HAGÅTÑA, Guam (Pacific Daily News, Apr. 7) - After losing money for years, the Port Authority of Guam finished in the black for the second year in a row, despite a slight decline in business last fiscal year, according to an audit report released yesterday by the public auditor's office.

The port's fiscal 2004 financial audit was prepared by Deloitte & Touche, which reported the port had $1.9 million in net assets at the end of that fiscal year.

The port had revenues of about $26.2 million during fiscal 2004 and handled 2.1 million tons of revenue cargo.

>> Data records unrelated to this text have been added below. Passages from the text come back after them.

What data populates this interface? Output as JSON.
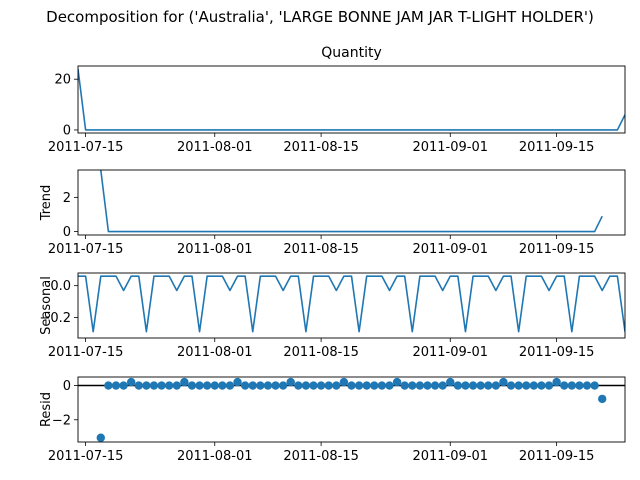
{
  "chart_data": {
    "type": "line",
    "title": "Decomposition for ('Australia', 'LARGE BONNE JAM JAR  T-LIGHT HOLDER')",
    "colors": {
      "series": "#1f77b4",
      "frame": "#000000",
      "zero_line": "#000000"
    },
    "x_axis": {
      "start": "2011-07-14",
      "end": "2011-09-24",
      "ticks": [
        "2011-07-15",
        "2011-08-01",
        "2011-08-15",
        "2011-09-01",
        "2011-09-15"
      ]
    },
    "panels": [
      {
        "name": "Quantity",
        "title": "Quantity",
        "ylabel": "",
        "kind": "line",
        "ylim": [
          -1.2,
          25.2
        ],
        "yticks": [
          "0",
          "20"
        ],
        "points": [
          [
            "2011-07-14",
            24
          ],
          [
            "2011-07-15",
            0
          ],
          [
            "2011-09-23",
            0
          ],
          [
            "2011-09-24",
            6
          ]
        ]
      },
      {
        "name": "Trend",
        "title": "",
        "ylabel": "Trend",
        "kind": "line",
        "ylim": [
          -0.2,
          3.6
        ],
        "yticks": [
          "0",
          "2"
        ],
        "points": [
          [
            "2011-07-17",
            3.6
          ],
          [
            "2011-07-18",
            0
          ],
          [
            "2011-09-20",
            0
          ],
          [
            "2011-09-21",
            0.9
          ]
        ]
      },
      {
        "name": "Seasonal",
        "title": "",
        "ylabel": "Seasonal",
        "kind": "seasonal",
        "ylim": [
          -0.33,
          0.08
        ],
        "yticks": [
          "0.0",
          "-0.2"
        ],
        "period": 7,
        "first_date": "2011-07-14",
        "last_date": "2011-09-24",
        "pattern": [
          0.06,
          0.06,
          -0.29,
          0.06,
          0.06,
          0.06,
          -0.03
        ]
      },
      {
        "name": "Resid",
        "title": "",
        "ylabel": "Resid",
        "kind": "scatter",
        "ylim": [
          -3.3,
          0.5
        ],
        "yticks": [
          "0",
          "-2"
        ],
        "first_date": "2011-07-17",
        "last_date": "2011-09-21",
        "base_value": 0,
        "special": {
          "2011-07-17": -3.05,
          "2011-09-21": -0.78,
          "2011-07-21": 0.2,
          "2011-07-28": 0.2,
          "2011-08-04": 0.2,
          "2011-08-11": 0.2,
          "2011-08-18": 0.2,
          "2011-08-25": 0.2,
          "2011-09-01": 0.2,
          "2011-09-08": 0.2,
          "2011-09-15": 0.2
        }
      }
    ]
  }
}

That was $2.4 million less than fiscal 2003 revenues, according to the report, when the port handled 2.2 million tons of revenue cargo.

"Despite the decline in revenue, the port achieved a profit mainly due to aggressive cost-cutting measures of its operating expenses from $27.1 million in fiscal 2003 to $24.1 million in fiscal 2004, or by $3 million," according to a written statement from the public auditor's office.

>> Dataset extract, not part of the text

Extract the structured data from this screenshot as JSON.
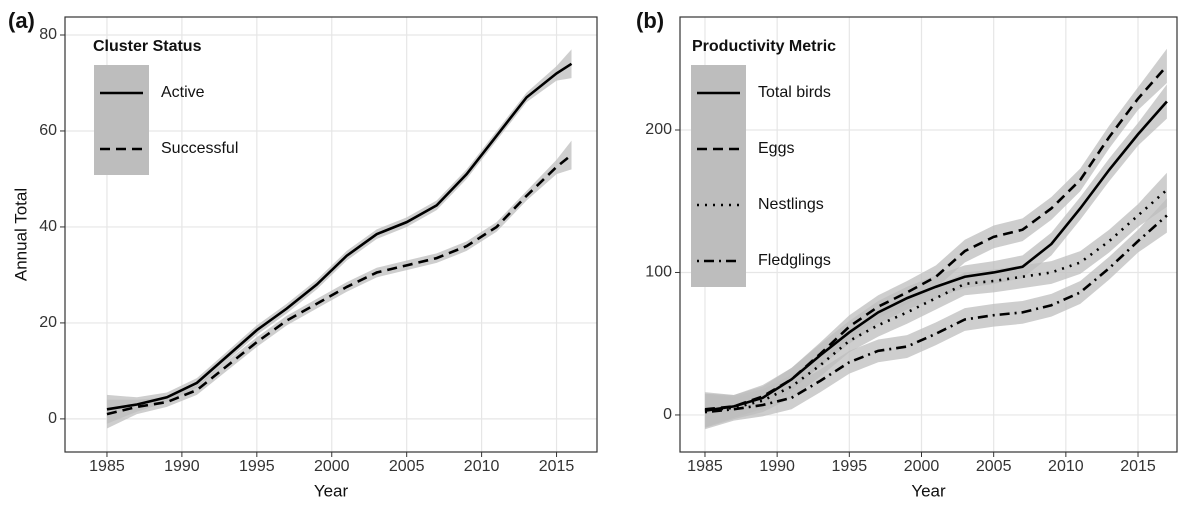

"A lot of that (cash) is tied up," port General Manager Joe Mesa said yesterday. "We have $8.3 (million) for typhoon and earthquake damage that we are repairing... I don't want anybody to raid our fund."

Mesa said the savings are the result of several small changes the port employees have made that have added up.

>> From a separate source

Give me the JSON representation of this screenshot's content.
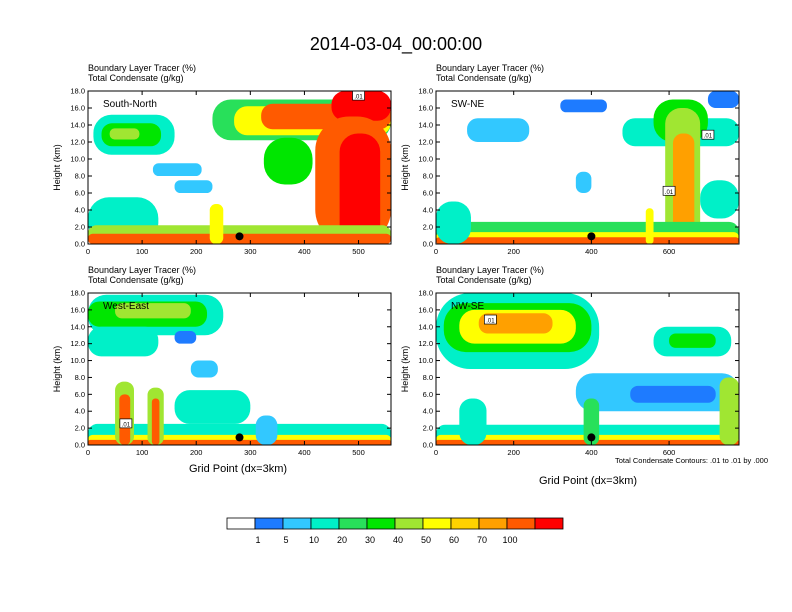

"Whatever we make is how we get paid here. If we don't make anything, the employees don't get paid, and I think that's a real motivating factor for them," Mesa said.

The audit report noted a decline in overall port employment, from 356 workers to 331. That was due largely to retirement or employees leaving island for jobs elsewhere, Mesa said.

"I can only say that the port was used as a dumping ground for political favoritism," he said.

Big changes are ahead for the port, which could change its finances.

The port has issued a request for proposals to privatize most of the port operations by taking on a terminal operator.

In addition to loading and unloading cargo, the terminal operator would maintain the commercial port, its machinery, vehicles, tools and equipment. It would keep the existing employees, who would continue to be government workers.